On the difference between buying land on a gross or net basis, consider the following.
In 2013, a developer purchased 3.2 acres in Jalan Ampang, forking out RM3,300 per sq ft.
This developer will have to set aside a certain percentage for infrastructure like entrance and exits, or roads leading into the development.
The RM3,300 per sq ft it paid includes the provision of these infrastructure. Assuming that 10% of the land will be used for this amenities, the Singapore developer effectively paid RM3,667 per sq ft on a net basis. If the amenities take up 15%, it effectively paid RM3,882 per sq ft.
Sources say the value of the Bandar Malaysia land can be derived by the interested parties based on certain factors. While size and location of the land are two of them, there are a host of factors to be considered.
The land value does not come into consideration until 1MDB RE Sdn Bhd has provided enough information as to what can be done on the land, its plot ratio and this plot ratio will differ on different parts of the 486 acres.
Once the developer/s know what they can do with it, they will have to estimate the gross development value (GDV) based on the framework or components involved, sources say.
From the GDV, the developer will then deduct the cost of construction (gross development cost) of whatever they are going to build.
The tricky part is what the developer wants to build – or has to build – and what the market can absorb are different things. A developer must build only what the market can absorb.

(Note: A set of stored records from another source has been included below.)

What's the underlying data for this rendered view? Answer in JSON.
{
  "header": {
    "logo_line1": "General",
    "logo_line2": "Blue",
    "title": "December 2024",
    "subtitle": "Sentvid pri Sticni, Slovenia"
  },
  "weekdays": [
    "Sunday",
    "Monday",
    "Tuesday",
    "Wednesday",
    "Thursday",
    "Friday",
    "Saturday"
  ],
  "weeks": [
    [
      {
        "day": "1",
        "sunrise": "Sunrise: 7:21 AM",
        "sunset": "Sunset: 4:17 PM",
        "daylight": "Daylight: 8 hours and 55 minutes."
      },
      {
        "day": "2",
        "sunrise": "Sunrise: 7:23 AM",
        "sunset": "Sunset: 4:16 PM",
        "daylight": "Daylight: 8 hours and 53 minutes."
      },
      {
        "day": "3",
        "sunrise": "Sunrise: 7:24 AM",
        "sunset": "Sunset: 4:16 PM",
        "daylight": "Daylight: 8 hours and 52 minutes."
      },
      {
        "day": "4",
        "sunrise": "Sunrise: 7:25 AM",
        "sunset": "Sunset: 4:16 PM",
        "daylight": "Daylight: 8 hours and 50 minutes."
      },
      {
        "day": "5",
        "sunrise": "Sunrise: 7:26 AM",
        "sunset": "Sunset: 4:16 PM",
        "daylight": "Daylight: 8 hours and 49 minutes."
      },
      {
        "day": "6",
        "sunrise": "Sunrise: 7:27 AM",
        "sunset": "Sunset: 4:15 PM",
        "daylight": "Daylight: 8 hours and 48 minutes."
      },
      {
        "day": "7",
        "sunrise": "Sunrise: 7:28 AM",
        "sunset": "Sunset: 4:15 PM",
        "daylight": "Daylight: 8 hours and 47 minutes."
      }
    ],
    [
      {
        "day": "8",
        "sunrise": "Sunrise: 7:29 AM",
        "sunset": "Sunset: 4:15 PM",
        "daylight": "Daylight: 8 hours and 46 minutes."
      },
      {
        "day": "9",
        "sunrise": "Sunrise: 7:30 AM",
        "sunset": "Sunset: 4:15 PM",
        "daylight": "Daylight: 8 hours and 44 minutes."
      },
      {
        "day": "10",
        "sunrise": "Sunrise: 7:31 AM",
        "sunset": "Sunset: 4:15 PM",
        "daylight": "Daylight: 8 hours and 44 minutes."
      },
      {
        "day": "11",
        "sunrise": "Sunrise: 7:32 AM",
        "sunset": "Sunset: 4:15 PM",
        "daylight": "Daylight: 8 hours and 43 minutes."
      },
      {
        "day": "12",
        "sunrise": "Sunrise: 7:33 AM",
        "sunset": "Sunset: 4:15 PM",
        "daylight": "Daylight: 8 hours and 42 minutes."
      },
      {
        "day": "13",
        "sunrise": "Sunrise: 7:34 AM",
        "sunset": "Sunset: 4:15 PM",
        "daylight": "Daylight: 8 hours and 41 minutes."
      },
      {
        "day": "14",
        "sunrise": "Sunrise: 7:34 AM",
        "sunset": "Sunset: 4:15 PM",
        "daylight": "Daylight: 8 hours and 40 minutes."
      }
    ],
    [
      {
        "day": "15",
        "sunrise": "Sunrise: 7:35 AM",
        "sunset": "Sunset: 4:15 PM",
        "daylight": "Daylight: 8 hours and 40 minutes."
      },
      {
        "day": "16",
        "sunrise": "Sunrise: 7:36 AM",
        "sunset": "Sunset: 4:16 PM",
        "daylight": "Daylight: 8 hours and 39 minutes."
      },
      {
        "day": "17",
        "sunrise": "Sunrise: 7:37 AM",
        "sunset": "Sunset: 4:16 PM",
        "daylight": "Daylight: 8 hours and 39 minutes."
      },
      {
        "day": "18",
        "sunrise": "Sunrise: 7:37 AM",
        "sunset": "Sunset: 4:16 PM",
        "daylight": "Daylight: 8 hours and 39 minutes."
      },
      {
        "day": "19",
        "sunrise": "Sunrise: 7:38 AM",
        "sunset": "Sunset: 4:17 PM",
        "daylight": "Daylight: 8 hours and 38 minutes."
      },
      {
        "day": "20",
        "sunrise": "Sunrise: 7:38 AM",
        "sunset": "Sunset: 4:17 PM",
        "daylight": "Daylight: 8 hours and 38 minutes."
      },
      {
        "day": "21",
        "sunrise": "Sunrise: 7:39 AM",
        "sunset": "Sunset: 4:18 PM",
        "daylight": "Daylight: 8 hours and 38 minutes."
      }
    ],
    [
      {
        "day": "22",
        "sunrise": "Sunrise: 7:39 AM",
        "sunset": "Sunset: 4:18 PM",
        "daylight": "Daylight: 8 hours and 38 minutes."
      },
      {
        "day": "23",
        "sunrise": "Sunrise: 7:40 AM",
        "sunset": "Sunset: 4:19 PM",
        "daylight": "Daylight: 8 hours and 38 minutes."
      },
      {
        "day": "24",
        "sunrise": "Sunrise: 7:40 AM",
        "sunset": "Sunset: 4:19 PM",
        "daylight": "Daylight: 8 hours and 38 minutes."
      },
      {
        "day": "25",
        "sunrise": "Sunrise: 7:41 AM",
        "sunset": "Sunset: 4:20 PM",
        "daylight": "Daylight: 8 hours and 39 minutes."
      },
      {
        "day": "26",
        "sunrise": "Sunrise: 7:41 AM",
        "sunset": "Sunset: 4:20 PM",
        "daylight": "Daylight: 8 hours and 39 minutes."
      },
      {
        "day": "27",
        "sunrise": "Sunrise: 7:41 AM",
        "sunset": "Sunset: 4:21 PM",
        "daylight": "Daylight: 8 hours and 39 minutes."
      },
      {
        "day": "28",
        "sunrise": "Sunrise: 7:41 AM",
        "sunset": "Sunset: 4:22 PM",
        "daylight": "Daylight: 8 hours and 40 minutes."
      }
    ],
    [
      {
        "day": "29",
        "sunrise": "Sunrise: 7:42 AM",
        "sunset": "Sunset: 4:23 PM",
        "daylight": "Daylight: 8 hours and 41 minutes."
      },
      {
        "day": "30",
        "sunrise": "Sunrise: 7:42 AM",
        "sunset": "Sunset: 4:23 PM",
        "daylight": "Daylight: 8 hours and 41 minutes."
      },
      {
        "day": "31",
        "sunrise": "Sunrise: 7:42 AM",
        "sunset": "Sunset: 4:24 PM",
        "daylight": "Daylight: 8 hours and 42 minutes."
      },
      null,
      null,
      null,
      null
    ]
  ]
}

This can be clearly observed in the office space market in the Klang Valley. Developers were given the green light by the respective authorities to build office blocks and the result is that, there is today an over supply of office space.
At the end of the day, it boils down to demand and supply.
It is unlikely that the Bandar Malaysia land has been converted since interested parties are to plan for the land’s content and components.
This means the interested parties will have to deduct expenses to convert the land in order to build whatever they need/want to build. This will be contributions to the authorities. It will also have to deduct the profit it would like to have.
The next step is to present value the net of the GDV - which is derived after deducting the cost and developer’s profit - over the likely development period. The balance will be the land value.
If the developer is given a high plot ratio, this is a positive point but this may not necessarily mean a higher value if there is no demand. To simplify plot ratio, a property jargon, a plot ratio of 1:10 means the developer will be able to build up to 10 times the size of its land area.
A land parcel may have a higher plot ratio than another, although both pieces of land may be in the same area. An example of this will be Tun Razak Exchange Square. Australian group Lend Lease is developing 17 acres there but its plot ratio is lower than the piece purchased by Tabung Haji.
There is no similar land size of 486 acres that has been transacted in the area. However, a figure of RM600 per sq ft was quoted by another financial paper earlier this month. The same publication said that 1MDB could “tender equity in the Bandar Malaysia land in order to pare down its debts while extracting maximum value from its assets.”
“With the intense lobbying underway from international parties interested to participate in the RM40bil Kuala Lumpur-Singapore high speed rail (HSR) project, competing bids for a stake in Bandar Malaysia could value the entire piece of land in Sungai Besi at around RM12.9bil, or about RM600 psf,” the publication said.
However, another source says RM500 to RM600 may be a possibility as the land, yet to be converted, is to be done on a gross basis.
Says another source: “1MDB RE should close the deal if anyone comes with RM600 per sq ft offer.”